By entering a competition you can get valuable feedback from a range of dancers who have watched you with a critical eye. After the competition is over you usually get your score sheet, with its almost useless numerical scores and far more useful comments. Judges will often discuss their comments with you which is even more helpful. Of course this is not as good as a private lesson would be, but for the self-motivated dancer it points you in the right direction. By the end of this year I will have had feedback on my dancing from (amongst others) Khaled, Yasmina, Candi, Soraia, Tito and Wael Mansour. The cost of private lessons with all of them, along with the travel expense, would be prohibitive, so I’ll take what I can get and put the hours of practice in later. Speaking to other dancers leads me to think this is a very common attitude. For this reason I am only interested in entering competitions with judges who are named in advance and whose opinions I value and respect.

I have been a self-employed dancer with dance as my sole form of employment for five years so I like to think that I am quite self-motivated. Nevertheless, I have found that competitions push me to work harder than anything else I have done, and I’m not exactly laissez-faire about my performances. Knowing that someone is going to be judging me on every aspect of my performance drives me to practice longer and more effectively, to explore the music in more depth and to get my nail varnish just right :) . The post-performance feedback informs and directs my personal practice for months afterwards. It turns out I am a very goal-oriented person.

As the dance community grows it becomes harder for a dancer to be recognised outside of her local community. I have spent years quietly working away, improving my dance and teaching others. A few friends have put in a good word for me here and there (for which I am eternally grateful) which has opened doors for me, but with more and more good dancers out there even this is not as effective as it was. Winning a competition is your passport to recognition (on Facebook if nowhere else!) and potentially much more work. Soon enough no dancer’s CV will be complete without a title. Instead of listening to endless variations along the lines of “X has been ballet/tap/jazz dancing since she was three/in the womb/a twinkle in her father’s eye then discovered bellydance which struck a chord with her thanks to her Moroccan cousin/Turkish grandma/great great uncle who once visited Egypt” you will be treated to “X, winner of Super Ultra Bellydancer of the Century, has been…”. Now, I can’t write a biography like that because I preferred books to ballet as a child and my heritage remains stubbornly British, but a competition win would be a lovely addition to my CV. Sadly for me, a lot of other, better dancers have the same idea!

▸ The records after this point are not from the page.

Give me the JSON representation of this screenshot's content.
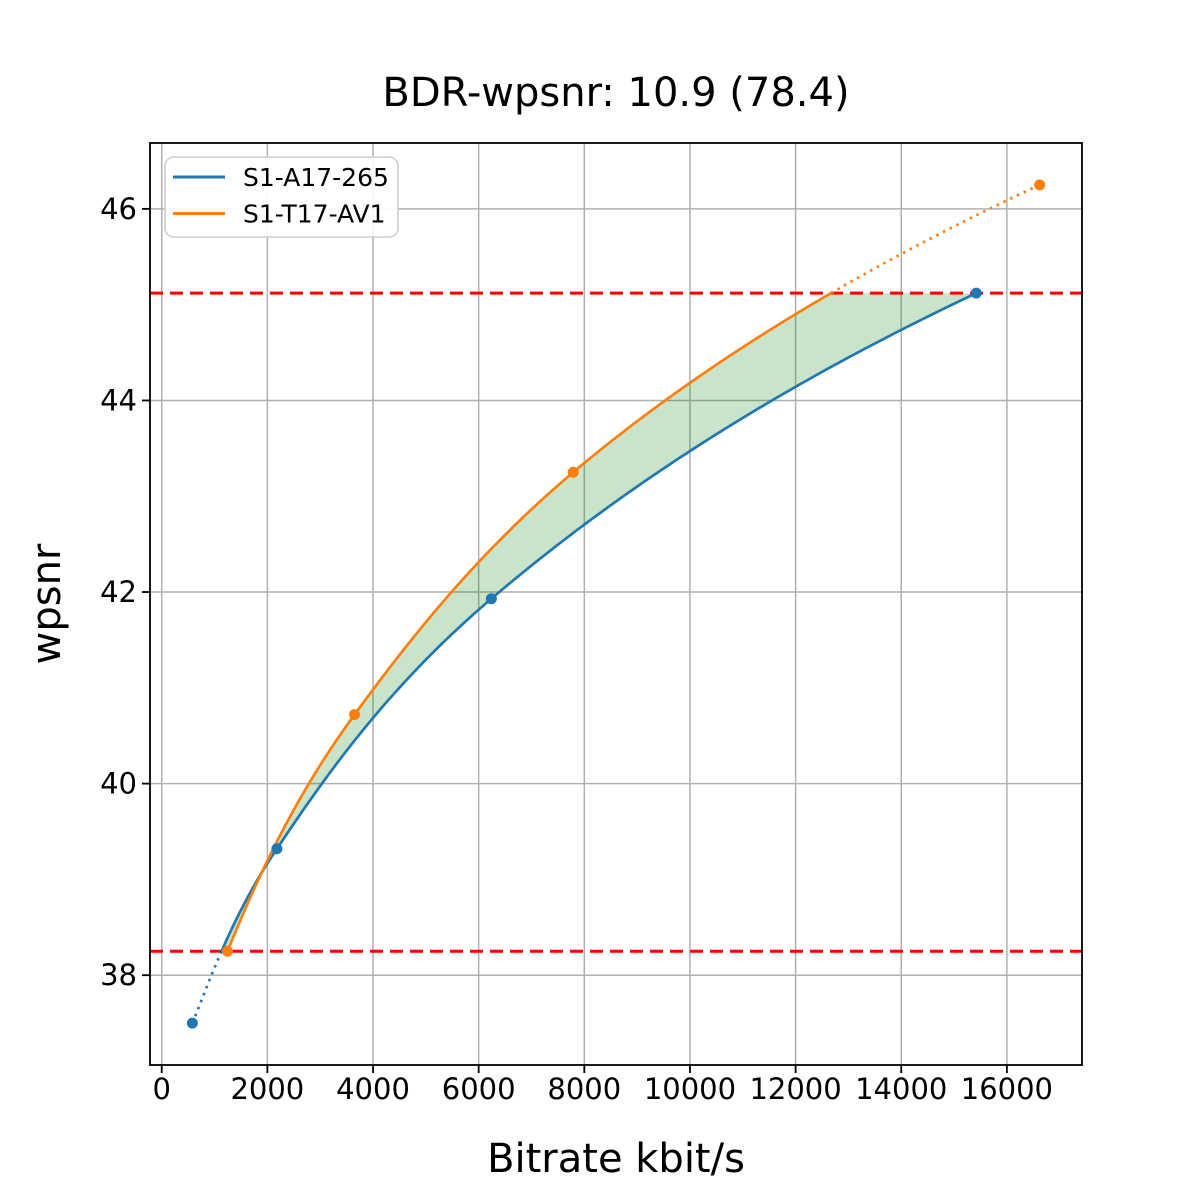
{
  "chart_data": {
    "type": "line",
    "title": "BDR-wpsnr: 10.9 (78.4)",
    "xlabel": "Bitrate kbit/s",
    "ylabel": "wpsnr",
    "xlim": [
      -222,
      17422
    ],
    "ylim": [
      37.0625,
      46.6875
    ],
    "xticks": [
      0,
      2000,
      4000,
      6000,
      8000,
      10000,
      12000,
      14000,
      16000
    ],
    "yticks": [
      38,
      40,
      42,
      44,
      46
    ],
    "grid": true,
    "grid_color": "#b0b0b0",
    "legend_position": "upper left",
    "series": [
      {
        "name": "S1-A17-265",
        "color": "#1f77b4",
        "points": [
          [
            580,
            37.5
          ],
          [
            2180,
            39.32
          ],
          [
            6240,
            41.93
          ],
          [
            15420,
            45.12
          ]
        ]
      },
      {
        "name": "S1-T17-AV1",
        "color": "#ff7f0e",
        "points": [
          [
            1245,
            38.25
          ],
          [
            3650,
            40.72
          ],
          [
            7790,
            43.25
          ],
          [
            16620,
            46.25
          ]
        ]
      }
    ],
    "bd_overlap_wpsnr": [
      38.25,
      45.12
    ],
    "ref_lines": {
      "values": [
        45.12,
        38.25
      ],
      "color": "#ff0000",
      "style": "dashed"
    },
    "fill_between_color": "rgba(0,128,0,0.21)",
    "interpolation": "pchip-log-rate"
  }
}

I don’t pretend competitions come without their downside. Losing can be a huge blow, from which you need time to recover. They do not encourage diversity. You pretty much have to dance Oriental (although one aspect of the Shimmy in the City competition I am particularly looking forward to watching is the folkloric round). Watching one Oriental dancer after another all afternoon makes you long for a lovely baladi progression, but it would be a brave dancer who did that. With sameness of music comes sameness of costumes and interpretation. I haven’t seen a particularly diverse range of ages and body types in bellydance competitions, but then again I have only seen a small subset. I would be interested to look at a wider sample. The spectre of dance politics is always hovering in the air, no matter what steps are taken towards putting together an impartial judging panel.

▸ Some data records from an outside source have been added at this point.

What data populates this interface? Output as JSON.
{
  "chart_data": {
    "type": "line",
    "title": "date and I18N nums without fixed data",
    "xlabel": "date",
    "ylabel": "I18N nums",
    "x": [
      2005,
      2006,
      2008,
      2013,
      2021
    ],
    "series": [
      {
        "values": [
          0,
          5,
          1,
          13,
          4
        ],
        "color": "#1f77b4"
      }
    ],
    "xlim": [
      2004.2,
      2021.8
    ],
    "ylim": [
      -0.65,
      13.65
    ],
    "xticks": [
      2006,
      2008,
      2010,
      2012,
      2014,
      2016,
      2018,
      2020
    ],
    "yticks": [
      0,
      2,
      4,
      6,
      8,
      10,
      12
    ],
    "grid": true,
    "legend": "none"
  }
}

However, competitions are not going away. No festival is complete without a competition now. Personally I would prefer to see an open platform where you could ask for feedback (for money, of course) but the days of open platforms are gone so I will embrace the new. Until I lose again. And then I’ll only stop for a little bit, no matter what I say afterwards :) .

So why do you enter, or not enter competitions? Why do you judge, or decline to judge them?